Fisherman Catches Record-breaking, Amazingly Old Rockfish; Kills It

Associated PressSeattle insurance adjuster Henry Liebman with his possibly 200-year-old, nearly 40-pound rockfish caught off Alaska.
Associated Press
Seattle insurance adjuster Henry Liebman with his possibly 200-year-old, nearly 40-pound rockfish caught off Alaska.

Source: Indian Country Today Media Network

This fish tale is no lie: A Seattle fisherman plying the waters off Sitka, Alaska, snagged a record rockfish that might be as much as 200 years old.

Besides being 40 pounds it was at least a century old, and quite probably two.

Weighing in at 39.08 pounds, the shortraker broke the previous record of 38.69 pounds, which had been the biggest such fish ever caught on sportfishing gear, the Sitka Sentinel reported. To boot, it might have been as much as 200 years old, said Troy Tidingco, Sitka area manager for the Alaska Department of Fish and Game, to the Sitka Sentinel.

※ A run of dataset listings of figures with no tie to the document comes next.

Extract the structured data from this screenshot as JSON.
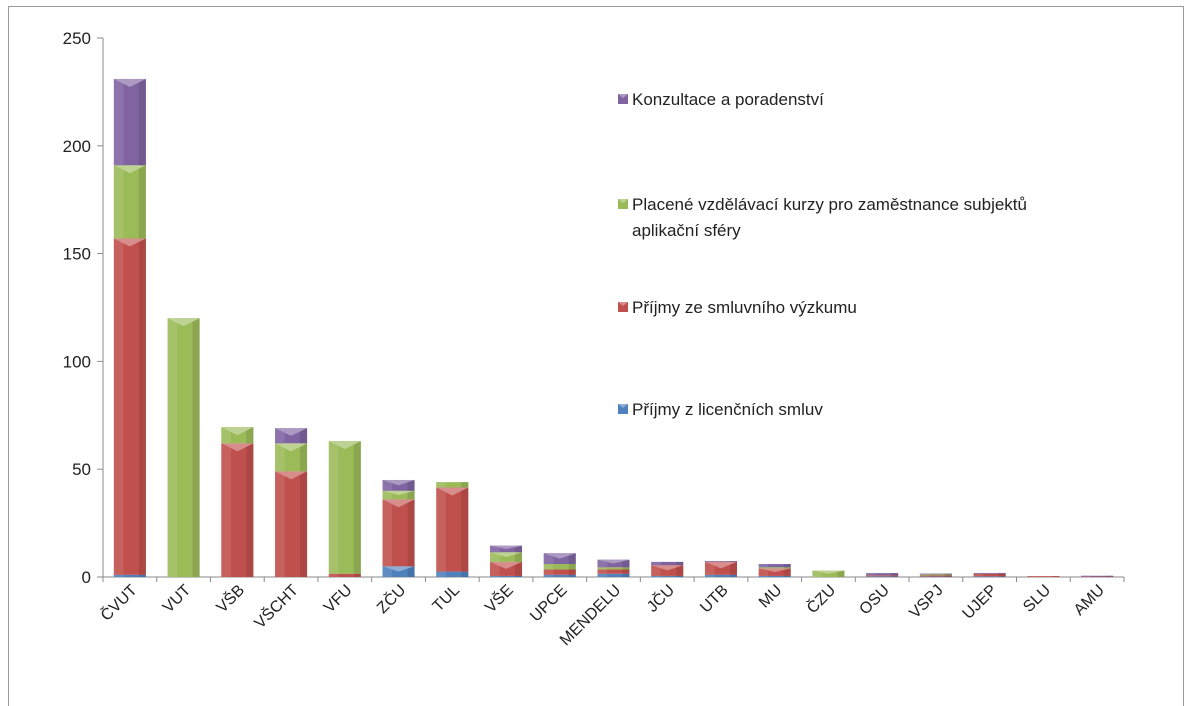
{
  "chart_data": {
    "type": "bar",
    "stacked": true,
    "title": "",
    "xlabel": "",
    "ylabel": "",
    "ylim": [
      0,
      250
    ],
    "yticks": [
      "0",
      "50",
      "100",
      "150",
      "200",
      "250"
    ],
    "grid": false,
    "legend_position": "right",
    "categories": [
      "ČVUT",
      "VUT",
      "VŠB",
      "VŠCHT",
      "VFU",
      "ZČU",
      "TUL",
      "VŠE",
      "UPCE",
      "MENDELU",
      "JČU",
      "UTB",
      "MU",
      "ČZU",
      "OSU",
      "VSPJ",
      "UJEP",
      "SLU",
      "AMU"
    ],
    "series": [
      {
        "name": "Příjmy z licenčních smluv",
        "color": "#4f81bd",
        "values": [
          1,
          0,
          0,
          0,
          0,
          5,
          2.5,
          0.5,
          1,
          1.5,
          0.5,
          1,
          0.5,
          0,
          0.3,
          0.2,
          0.3,
          0,
          0
        ]
      },
      {
        "name": "Příjmy ze smluvního výzkumu",
        "color": "#c0504d",
        "values": [
          156,
          0,
          62,
          49,
          1.5,
          31,
          39,
          6.5,
          2.5,
          2,
          5,
          6,
          3.5,
          0,
          0.5,
          0.5,
          1.2,
          0.4,
          0.2
        ]
      },
      {
        "name": "Placené vzdělávací kurzy pro zaměstnance subjektů aplikační sféry",
        "color": "#9bbb59",
        "values": [
          34,
          120,
          7.5,
          13,
          61.5,
          4,
          2.5,
          4.5,
          2.5,
          1,
          0,
          0,
          0.5,
          3,
          0,
          0.5,
          0,
          0,
          0
        ]
      },
      {
        "name": "Konzultace a poradenství",
        "color": "#8064a2",
        "values": [
          40,
          0,
          0,
          7,
          0,
          5,
          0,
          3,
          5,
          3.5,
          1.5,
          0.2,
          1.5,
          0,
          1,
          0.2,
          0.2,
          0,
          0.2
        ]
      }
    ]
  }
}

“The rougheye is the oldest-aged fish at 205,” Tydingco said, adding that shortrakers don’t tend to live longer than 175 years, but that this fish was much bigger than the previous record so has a shot at being older.

“I knew it was abnormally big [but I] didn’t know it was a record until on the way back we looked in the Alaska guide book that was on the boat,” said Henry Liebman, the Seattle insurance adjuster who caught the fish, speaking to the Sitka Sentinel.

Liebman caught the long-lived animal in about 900 feet of water, the newspaper said. It was probably dead by the time he brought it to the surface, the Los Angeles Times reported.

“When a rockfish caught in 900 feet of water is brought to the surface it usually dies,” said Julie Speegle, a spokesperson for the Alaska region of the National Oceanic and Atmospheric Administration (NOAA), to the Los Angeles Times.

The reason, the L.A. Times said, is that the fish’s swim bladder, a gas-filled organ that helps them remain buoyant, bursts when the gas expands as they are brought toward the surface. This can kill the fish.

The fish’s exact age is being determined by studying the otolith ear bones, which are housed in a cavity just under the fish’s brain and contain formations akin to tree rings that help determine age, according to LiveScience.com.